La Conférence des Régions Périphériques Maritimes tenait son Assemblée Générale à Palerme en Sicile les 16 et 17 et 18 octobre 2019. Ouverte par une réunion ayant pour thème « Greening the Islands » (tout un programme !), prolongée par un séminaire sur l’économie circulaire, incluant la réunion de la Commission des Îles présidée par Gilles Simeoni, cette session a été l’occasion de mettre à plat une stratégie pour les mois à venir en faveur des îles au sein de l’Union Européenne.

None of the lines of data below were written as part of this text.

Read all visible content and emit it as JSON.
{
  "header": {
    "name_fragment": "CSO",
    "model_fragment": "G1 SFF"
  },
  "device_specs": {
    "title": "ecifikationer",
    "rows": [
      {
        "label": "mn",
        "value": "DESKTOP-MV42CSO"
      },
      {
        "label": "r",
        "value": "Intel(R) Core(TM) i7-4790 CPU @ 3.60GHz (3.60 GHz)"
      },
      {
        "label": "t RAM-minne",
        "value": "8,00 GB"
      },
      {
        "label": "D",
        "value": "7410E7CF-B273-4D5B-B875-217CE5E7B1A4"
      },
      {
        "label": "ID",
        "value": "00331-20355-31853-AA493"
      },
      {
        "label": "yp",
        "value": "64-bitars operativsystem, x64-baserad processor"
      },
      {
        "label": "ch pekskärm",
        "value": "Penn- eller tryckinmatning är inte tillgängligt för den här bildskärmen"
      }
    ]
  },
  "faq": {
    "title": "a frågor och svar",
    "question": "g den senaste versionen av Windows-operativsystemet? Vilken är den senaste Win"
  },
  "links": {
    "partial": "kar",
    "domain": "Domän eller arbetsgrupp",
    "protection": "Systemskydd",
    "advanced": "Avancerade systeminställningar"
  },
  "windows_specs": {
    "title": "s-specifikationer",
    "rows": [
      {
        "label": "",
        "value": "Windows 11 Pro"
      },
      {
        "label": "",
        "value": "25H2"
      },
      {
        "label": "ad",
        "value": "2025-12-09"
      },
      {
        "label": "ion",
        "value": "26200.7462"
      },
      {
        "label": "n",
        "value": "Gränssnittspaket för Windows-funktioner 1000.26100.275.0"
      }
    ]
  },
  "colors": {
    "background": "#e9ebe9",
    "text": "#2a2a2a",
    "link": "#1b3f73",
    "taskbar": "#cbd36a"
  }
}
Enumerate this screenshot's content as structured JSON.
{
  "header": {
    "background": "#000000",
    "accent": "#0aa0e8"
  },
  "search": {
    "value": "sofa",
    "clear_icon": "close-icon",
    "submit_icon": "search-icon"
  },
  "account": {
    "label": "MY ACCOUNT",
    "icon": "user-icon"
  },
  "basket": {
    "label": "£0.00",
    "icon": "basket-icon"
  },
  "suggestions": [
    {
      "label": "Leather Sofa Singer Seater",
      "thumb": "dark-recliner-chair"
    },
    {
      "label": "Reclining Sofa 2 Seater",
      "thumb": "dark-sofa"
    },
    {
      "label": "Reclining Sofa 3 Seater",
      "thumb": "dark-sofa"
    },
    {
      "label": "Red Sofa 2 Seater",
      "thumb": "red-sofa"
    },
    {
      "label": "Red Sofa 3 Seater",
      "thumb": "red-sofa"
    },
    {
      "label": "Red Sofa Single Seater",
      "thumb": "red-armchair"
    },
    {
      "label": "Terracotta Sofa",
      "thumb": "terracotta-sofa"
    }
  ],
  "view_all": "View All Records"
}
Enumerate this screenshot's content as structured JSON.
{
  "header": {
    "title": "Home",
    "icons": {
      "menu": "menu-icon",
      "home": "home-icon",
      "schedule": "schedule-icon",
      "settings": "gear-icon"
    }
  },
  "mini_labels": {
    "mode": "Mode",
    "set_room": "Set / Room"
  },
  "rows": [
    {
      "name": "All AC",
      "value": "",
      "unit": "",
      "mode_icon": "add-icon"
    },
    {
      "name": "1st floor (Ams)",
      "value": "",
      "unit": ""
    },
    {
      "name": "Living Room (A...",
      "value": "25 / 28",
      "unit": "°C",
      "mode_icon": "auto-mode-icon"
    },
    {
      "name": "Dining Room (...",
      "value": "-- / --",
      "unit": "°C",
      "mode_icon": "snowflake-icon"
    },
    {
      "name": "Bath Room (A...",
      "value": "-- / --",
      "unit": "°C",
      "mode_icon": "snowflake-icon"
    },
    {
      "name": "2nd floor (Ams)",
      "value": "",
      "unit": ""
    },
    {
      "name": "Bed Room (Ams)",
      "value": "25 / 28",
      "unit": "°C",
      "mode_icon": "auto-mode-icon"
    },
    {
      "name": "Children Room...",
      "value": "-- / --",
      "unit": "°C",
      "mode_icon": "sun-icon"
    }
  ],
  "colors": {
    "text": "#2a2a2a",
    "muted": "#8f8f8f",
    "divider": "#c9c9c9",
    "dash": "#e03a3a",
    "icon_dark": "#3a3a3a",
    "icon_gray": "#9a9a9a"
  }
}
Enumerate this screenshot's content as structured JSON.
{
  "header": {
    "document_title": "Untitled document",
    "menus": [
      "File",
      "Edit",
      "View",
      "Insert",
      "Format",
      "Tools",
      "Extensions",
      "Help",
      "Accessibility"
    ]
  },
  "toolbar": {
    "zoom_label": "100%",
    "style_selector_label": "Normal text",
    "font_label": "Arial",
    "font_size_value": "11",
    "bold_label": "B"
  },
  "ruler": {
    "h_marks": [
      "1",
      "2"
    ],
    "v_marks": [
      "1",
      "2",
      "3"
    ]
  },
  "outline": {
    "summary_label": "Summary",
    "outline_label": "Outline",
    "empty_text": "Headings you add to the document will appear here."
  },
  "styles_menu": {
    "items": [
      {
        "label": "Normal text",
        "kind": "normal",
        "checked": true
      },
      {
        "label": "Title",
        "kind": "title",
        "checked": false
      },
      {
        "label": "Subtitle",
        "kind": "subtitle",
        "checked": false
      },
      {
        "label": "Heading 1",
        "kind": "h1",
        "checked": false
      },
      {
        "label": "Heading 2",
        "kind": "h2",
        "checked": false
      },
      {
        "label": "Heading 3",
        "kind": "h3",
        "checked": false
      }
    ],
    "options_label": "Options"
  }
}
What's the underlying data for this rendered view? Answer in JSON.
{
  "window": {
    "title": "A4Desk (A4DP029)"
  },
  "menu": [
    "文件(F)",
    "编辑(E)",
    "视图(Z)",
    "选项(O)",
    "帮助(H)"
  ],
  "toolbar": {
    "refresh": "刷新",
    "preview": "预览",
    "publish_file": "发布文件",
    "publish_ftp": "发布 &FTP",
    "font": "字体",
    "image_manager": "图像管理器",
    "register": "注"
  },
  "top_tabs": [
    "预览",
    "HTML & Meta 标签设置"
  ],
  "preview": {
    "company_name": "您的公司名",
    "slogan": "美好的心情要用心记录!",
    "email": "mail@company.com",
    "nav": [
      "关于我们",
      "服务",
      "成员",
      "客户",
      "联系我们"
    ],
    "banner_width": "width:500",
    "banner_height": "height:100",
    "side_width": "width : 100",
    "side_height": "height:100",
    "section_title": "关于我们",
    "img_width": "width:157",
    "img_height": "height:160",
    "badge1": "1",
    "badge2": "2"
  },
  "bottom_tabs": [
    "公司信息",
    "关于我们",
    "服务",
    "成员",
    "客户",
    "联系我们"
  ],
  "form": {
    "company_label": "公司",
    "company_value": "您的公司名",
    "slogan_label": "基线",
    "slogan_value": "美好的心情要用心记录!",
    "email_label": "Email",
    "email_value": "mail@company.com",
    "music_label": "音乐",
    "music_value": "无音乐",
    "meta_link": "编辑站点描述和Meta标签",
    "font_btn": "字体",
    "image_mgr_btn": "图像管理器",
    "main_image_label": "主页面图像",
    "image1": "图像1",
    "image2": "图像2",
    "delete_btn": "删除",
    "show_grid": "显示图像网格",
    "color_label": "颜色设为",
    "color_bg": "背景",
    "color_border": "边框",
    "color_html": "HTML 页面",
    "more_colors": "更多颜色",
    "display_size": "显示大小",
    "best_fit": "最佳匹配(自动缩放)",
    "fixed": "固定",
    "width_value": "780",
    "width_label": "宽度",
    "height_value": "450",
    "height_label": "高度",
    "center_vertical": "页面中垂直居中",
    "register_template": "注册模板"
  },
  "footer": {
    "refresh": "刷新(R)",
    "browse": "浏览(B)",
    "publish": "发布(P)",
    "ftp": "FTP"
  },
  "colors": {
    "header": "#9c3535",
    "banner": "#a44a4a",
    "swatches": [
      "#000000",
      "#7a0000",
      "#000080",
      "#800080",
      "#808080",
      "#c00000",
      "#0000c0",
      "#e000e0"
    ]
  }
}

Avec Younous Omarjee, Président de la Commission du Développement Régional du Parlement Européen, et la Ministre croate des Affaires Européennes, dont le pays prendra la Présidence de l’Union Européenne pour six mois à compter du 1er janvier 2020, une démarche de lobbying actif se met en place. Il faut profiter pleinement de la « fenêtre » que représentent les six mois de la Présidence croate, jusqu’à juin 2020, lors des tous premiers mois de fonction de la future Commission Européenne présidée par Ursula von der Leyden, qui sera installée en novembre.

Gilles Simeoni a campé la problématique d’une approche qui pourrait permettre, lors de la prochaine séquence financière de sept ans (le Cadre Financier Pluriannuel), qui couvrira la période 2021-2027, de faire valoir la spécificité des îles et demander leur prise en compte dans les règlements européens afin d’élargir les possibilités offertes aux régions insulaires.

L’article 174 du Traité de Lisbonne sert de base juridique, qui demande à la Commission de prendre en compte les difficultés particulières des territoires, qu’ils soient peu peuplés, montagneux ou des îles. Mais, jusqu’à ce jour, si les régions peu peuplées ou montagneuses ont été éligibles à une attention particulière, cela n’a jamais été le cas des îles.

Le discours qui domine dans les instances européennes est que les îles sont des territoires très différents, de la Sicile et ses cinq millions d’habitants aux très petites îles de quelques dizaines d’habitants, et que leurs niveaux d’éloignement, de développement économique, de difficultés structurelles sont autant de cas particuliers ne permettant pas de concevoir un traitement uniforme. Sauf que l’absence de toute prise en compte des îles est par définition un traitement uniforme !

Devant la Commission des îles à Palerme, avec Younous Omarjee, Président de la Commission du développement régional du Parlement Européen.

A l’opposé, aux yeux des dirigeants européens, les « Régions Ultra-Périphériques » (les « RUP » en jargon européen), à savoir les territoires d’Outre-Mer français, Açores et Madère au Portugal, les Canaries en Espagne, présentent une certaine homogénéité de taille (quelques centaines de milliers d’habitants), de développement économique (PIB par habitant de l’ordre de 75% de la moyenne européenne) et d’éloignement (plus de mille kilomètres du territoire de l’Etat de rattachement).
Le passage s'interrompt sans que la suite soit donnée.